Starmer wants your vote to save the NHS. Can he be trusted?
Good News
In his speech on Monday Sir Keir Starmer promised to “conserve, cherish and protect” the NHS as “a public and universal health system, free at the point of use, paid for by general taxation”. Though, as Starmer should know, health is a devolved area of responsibility. So, rightly, it is now four universal health systems with four different ministers, one for each country of the UK, and four different budgets. Though the one thing that is universal in all four systems is that they are under-funded and poorly managed.
The next Labour government will restore the targets of the previous Labour government for things like ambulance response times, time spent in A&E and waiting lists. They want the NHS to meet existing targets for cancer diagnosis and treatment and reduce the rate of suicide, presently one of the biggest killers of people under 25. And there is a ten-year plan to reduce heart disease, and to reform social care and “build towards a locally delivered National Care Service”.
This will need more and better paid health workers. Labour says it will expand the NHS workforce with 7,500 more medical school places and 10,000 more nursing and midwifery clinical placements per year, along with a pledge to train 700 more district nurses each year, 5,000 more health visitors and recruit 8,500 more mental health staff. There is also a promise to institute fair pay for health and care workers.
The plan is to move more health care into the community, to integrate health and social care and to prioritise healthy living and preventative measures like banning junk food advertising that targets young people. There is also a commitment to new technology, specifically AI, to increase efficiency, improve access and reduce workload.
“And with artificial intelligence, with personalised medicine, with new vaccines, we stand on the cusp of a revolution that could transform healthcare for the better.
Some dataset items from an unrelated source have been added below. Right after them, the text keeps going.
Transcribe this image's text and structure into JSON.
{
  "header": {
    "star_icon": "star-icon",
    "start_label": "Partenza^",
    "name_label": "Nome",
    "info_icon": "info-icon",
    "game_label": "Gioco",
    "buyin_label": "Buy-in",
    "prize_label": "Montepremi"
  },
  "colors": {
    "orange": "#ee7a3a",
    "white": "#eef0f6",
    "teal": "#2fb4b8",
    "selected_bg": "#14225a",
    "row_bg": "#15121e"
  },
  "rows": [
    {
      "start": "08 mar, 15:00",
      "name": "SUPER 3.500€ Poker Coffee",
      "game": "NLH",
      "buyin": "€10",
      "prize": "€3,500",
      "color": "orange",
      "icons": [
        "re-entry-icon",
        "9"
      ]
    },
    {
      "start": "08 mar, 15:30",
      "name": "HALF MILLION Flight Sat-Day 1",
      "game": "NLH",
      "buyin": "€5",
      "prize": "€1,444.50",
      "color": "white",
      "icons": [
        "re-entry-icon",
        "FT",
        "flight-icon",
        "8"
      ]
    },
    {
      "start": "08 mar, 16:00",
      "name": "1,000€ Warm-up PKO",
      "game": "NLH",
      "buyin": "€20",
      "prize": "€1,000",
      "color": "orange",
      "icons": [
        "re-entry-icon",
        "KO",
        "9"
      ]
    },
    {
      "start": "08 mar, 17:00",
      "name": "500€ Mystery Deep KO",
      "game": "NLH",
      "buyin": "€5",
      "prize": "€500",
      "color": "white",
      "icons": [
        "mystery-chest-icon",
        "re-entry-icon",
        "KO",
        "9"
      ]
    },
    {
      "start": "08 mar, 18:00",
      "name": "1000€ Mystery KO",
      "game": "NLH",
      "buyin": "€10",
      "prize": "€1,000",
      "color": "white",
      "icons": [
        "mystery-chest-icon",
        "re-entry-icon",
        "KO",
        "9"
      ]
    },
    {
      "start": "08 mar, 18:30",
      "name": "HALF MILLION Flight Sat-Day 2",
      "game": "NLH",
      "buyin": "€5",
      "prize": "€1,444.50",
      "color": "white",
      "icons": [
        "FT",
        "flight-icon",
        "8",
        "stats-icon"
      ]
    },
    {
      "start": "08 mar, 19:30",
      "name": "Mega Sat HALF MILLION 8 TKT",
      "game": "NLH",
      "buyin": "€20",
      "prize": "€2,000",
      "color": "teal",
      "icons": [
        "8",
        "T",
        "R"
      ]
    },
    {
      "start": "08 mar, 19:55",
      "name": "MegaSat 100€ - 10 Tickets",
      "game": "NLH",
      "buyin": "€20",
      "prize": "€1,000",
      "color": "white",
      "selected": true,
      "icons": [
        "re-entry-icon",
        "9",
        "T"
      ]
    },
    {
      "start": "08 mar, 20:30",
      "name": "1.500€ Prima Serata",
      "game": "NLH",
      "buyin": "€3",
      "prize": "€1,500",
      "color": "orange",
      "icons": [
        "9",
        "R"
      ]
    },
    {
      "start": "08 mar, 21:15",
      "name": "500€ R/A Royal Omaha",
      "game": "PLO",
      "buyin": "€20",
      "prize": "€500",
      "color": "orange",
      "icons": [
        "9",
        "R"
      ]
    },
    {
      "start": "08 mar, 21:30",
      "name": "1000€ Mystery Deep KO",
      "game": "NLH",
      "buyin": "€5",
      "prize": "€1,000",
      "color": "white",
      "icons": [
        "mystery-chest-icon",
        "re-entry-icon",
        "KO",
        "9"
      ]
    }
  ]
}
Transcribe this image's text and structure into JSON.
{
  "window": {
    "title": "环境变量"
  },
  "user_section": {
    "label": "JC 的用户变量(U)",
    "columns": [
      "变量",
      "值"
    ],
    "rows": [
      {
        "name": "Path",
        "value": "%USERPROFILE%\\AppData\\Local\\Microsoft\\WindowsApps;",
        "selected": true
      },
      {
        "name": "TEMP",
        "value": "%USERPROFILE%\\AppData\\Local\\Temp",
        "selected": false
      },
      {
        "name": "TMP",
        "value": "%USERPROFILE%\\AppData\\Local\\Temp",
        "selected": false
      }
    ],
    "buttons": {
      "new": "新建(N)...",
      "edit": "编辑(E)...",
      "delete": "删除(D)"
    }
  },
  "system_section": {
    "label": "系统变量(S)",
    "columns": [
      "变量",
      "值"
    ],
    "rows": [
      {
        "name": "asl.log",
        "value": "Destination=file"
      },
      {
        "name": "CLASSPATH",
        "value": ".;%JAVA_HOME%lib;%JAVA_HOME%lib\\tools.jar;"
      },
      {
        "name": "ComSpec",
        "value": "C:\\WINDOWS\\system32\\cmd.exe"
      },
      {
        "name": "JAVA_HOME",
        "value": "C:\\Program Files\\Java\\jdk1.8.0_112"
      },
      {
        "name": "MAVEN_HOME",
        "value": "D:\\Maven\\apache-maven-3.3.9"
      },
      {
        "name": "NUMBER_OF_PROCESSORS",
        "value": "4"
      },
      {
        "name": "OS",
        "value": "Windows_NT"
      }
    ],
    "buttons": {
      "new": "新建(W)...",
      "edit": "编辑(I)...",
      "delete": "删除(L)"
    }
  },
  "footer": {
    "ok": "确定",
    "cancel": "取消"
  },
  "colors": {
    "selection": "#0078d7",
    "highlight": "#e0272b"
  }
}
My message today is this – science and technology are the game-changers.”
Bad News.
There is no promise to alter the commissioning structure that invites private contractors into the NHS. Hence the commitment to employ salaried GPs is contingent on there being no successful private contractor like Virgin Care (now rebranded as HCRG Care Group) running GP services. So, when private contractors fail the Government will step in, a bit like the rail franchises. But missing your train is not usually as drastic as losing your primary health care, and there is no mention of the present crisis in dentistry.
The promise of fair pay must be set against Starmer’s statement that restoring pay levels to their pre- austerity levels is ‘unaffordable.’ And, while they plan to fund the training of additional health and care staff by changes to non-dom tax status, there is no mention of increasing taxes for the rich to fund the cost of employment for these additional workers. At Critical Mass we suspect that the, as yet unspecified, implementation of new technology will be expected to deliver ‘efficiency’ savings to cover wage costs.
Starmer said nothing about investment to improve working conditions and end the turnover of health workers forced to quit because of the mental health pressures of the job and the sheer poverty after years of below inflation pay settlements.
And, when Starmer said he wanted to improve healthy life expectancy for all, he looked to technocratic solutions like tackling specific diseases rather than the role of capitalism in creating ill health among the ‘hard-working people and families’ that he claims to represent.
“It’s not all about money,” he said. Only it is. And he gave the game away in a radio interview on Monday morning when he admitted that the funding for his health reforms depended not on the redistribution of wealth, but on sustaining the capitalist system that creates and exacerbates the crisis in health care. We suffer work-related illness when we go to work and poverty-related illness when we become too sick or old to work. Not much has changed since 1964 when Ron Angel sang about his experience as a chemical worker with ICI.
And it’s go, boys, go
They’ll time your every breath
And every day you’re in this place
You’re two days nearer death
But you go…
If we are to ever to enjoy a sustainable National Health Service, we have to follow the money and create a National Wealth Service called Socialism.
Anyone who expresses confidence that an NHS free at point of contact will be maintained and enhanced under this bunch of Labour centrists needs their head examined. They are all fully wedded to the capitalist system and maintaining the status quo. I read that a number of front benchers are in receipt of funding from private health provoviders/advocates. Truly shocking if this is the case.
Starmer’s problem is that, having ditched the pledges used to win the leadership election, no one believes what he says. To further solidify this opinion of himself he has made decisions that are at odds with his history of being a “human rights lawyer ” as well as other equally baffling decisions made that were at odds with previous statements on the same subject.
Starmer’s health secretary hasn’t helped with his ambivalent remarks about the NHS.
When all is said and done Starmer’s collateral in the honesty stakes is in negative territory.